Il nous faudrait donc une théorie du capital criminel. Car, d’un point de vue purement abstrait, « le salariat règne à Mossoul autant qu’à Milan »[17], le prolétaire de Mossoul a cependant bien plus de chances d’être destiné à autre chose qu’au salariat que celui de Milan. S’il est enrôlé de force par l’État islamique, peut-on encore parler d’un « salarié » ? Lorsqu’un prolétaire prête allégeance au calife, il met sa vie dans ses mains, la peur du licenciement est remplacée par celle de la mort. La même chose est valable pour le prolétaire qui rejoint la Camorra, Los Zetas ou la Mara Salvatrucha. Mais quoi faire d’autre ? Face à la violence des effets de la crise dans les zones périphériques, ces groupes mafieux sont souvent les seuls employeurs potentiels. Ainsi, le capital criminel donne un emploi à un prolétariat surnuméraire abandonné depuis longtemps par les autres fractions du capital, il en devient le dispositif de disciplinarisation. Les groupes mafieux mènent des guerres pour contrôler des territoires où racketter des parts de plus-value, principalement dans les zones périphériques de l’économie globale, et ils tentent généralement ensuite de planquer le butin dans les zones pacifiées du centre. Il faudrait examiner ce phénomène en lien avec la restructuration et sa crise, la baisse tendancielle du taux de profit et la gestion du prolétariat surnuméraire. Pour l’instant, une chose est sûre : contrairement au reste de l’économie globale, ce secteur est en plein boom et nous donne peut-être une idée de quoi demain sera fait.

Doc Sportello

Novembre 2018

[1]Cf. Mathieu Pérez, Contre l’État islamique, contre la guerre, La Mas d’Azil, niet!éditions, p. 10.

[2]Ibid.

[3]Cf. ibid., p. 42.

[4]Thomas Dandois, François-Xavier Trégan, Daesh, paroles de déserteurs, Paris, Gallimard, 2018, p. 116.

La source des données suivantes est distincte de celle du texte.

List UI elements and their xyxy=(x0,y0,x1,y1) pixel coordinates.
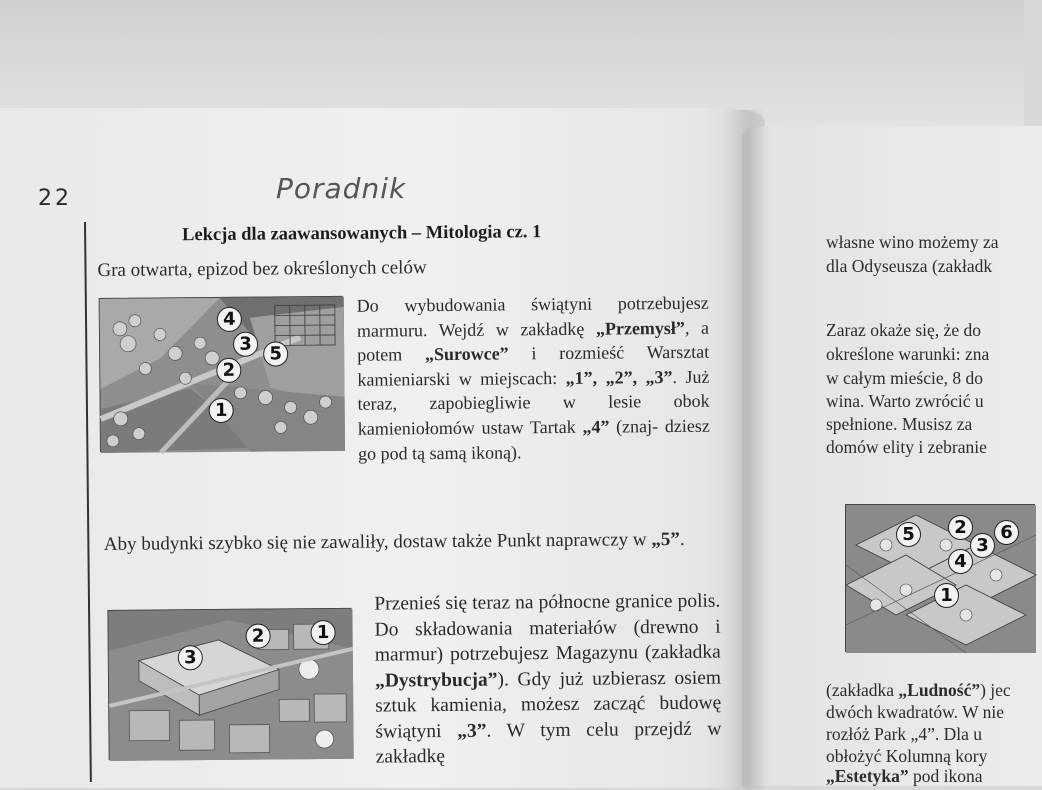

[5]Mathieu Pérez, op. cit., p. 102.

[6]Ibid., p. 90-91.

[7]Jean Rokbelle, « Die Organisation „Islamischer Staat“ – von der antischiitischen Ordnungsmacht zum quasi-staatlichen Kalifat » in Ismail Küpeli (éd.), Kampf um Kobanê. Kampf um die Zukunft des Nahen Ostens, Münster, Edition Assemblage, 2015, p. 158.

[8]Abou Moussab al-Zarqaoui, « Lettre à Ben Laden et al-Zawahiri » in Gilles Kepel (et al., éds.), Al-Qaida dans le texte, Paris, PUF, 2008 [2005], p. 413.

[9]« Lettre d’al-Zawahiri à al-Zarqawi » in ibid., p. 437-439. On notera le passage brusque au tutoiement.

[10]Gilles Kepel, Jihad, Paris, Folio, 2003 [2000], p. 28.

[11]Ibid., p. 114.

[12]Cf. ibid., p. 115.

[13]Mathieu Pérez, op. cit., p. 97.

[14]Ibid., p. 109.

[15]Cf. Théorie communiste, « Pétrole, sexe et talibans » in Théorie communiste, n° 18, 2003, p. 113.

[16]Ibid., p. 114.

[17]Tristan Leoni, « Califat et barbarie », 2e partie : « De l’utopie », 2015.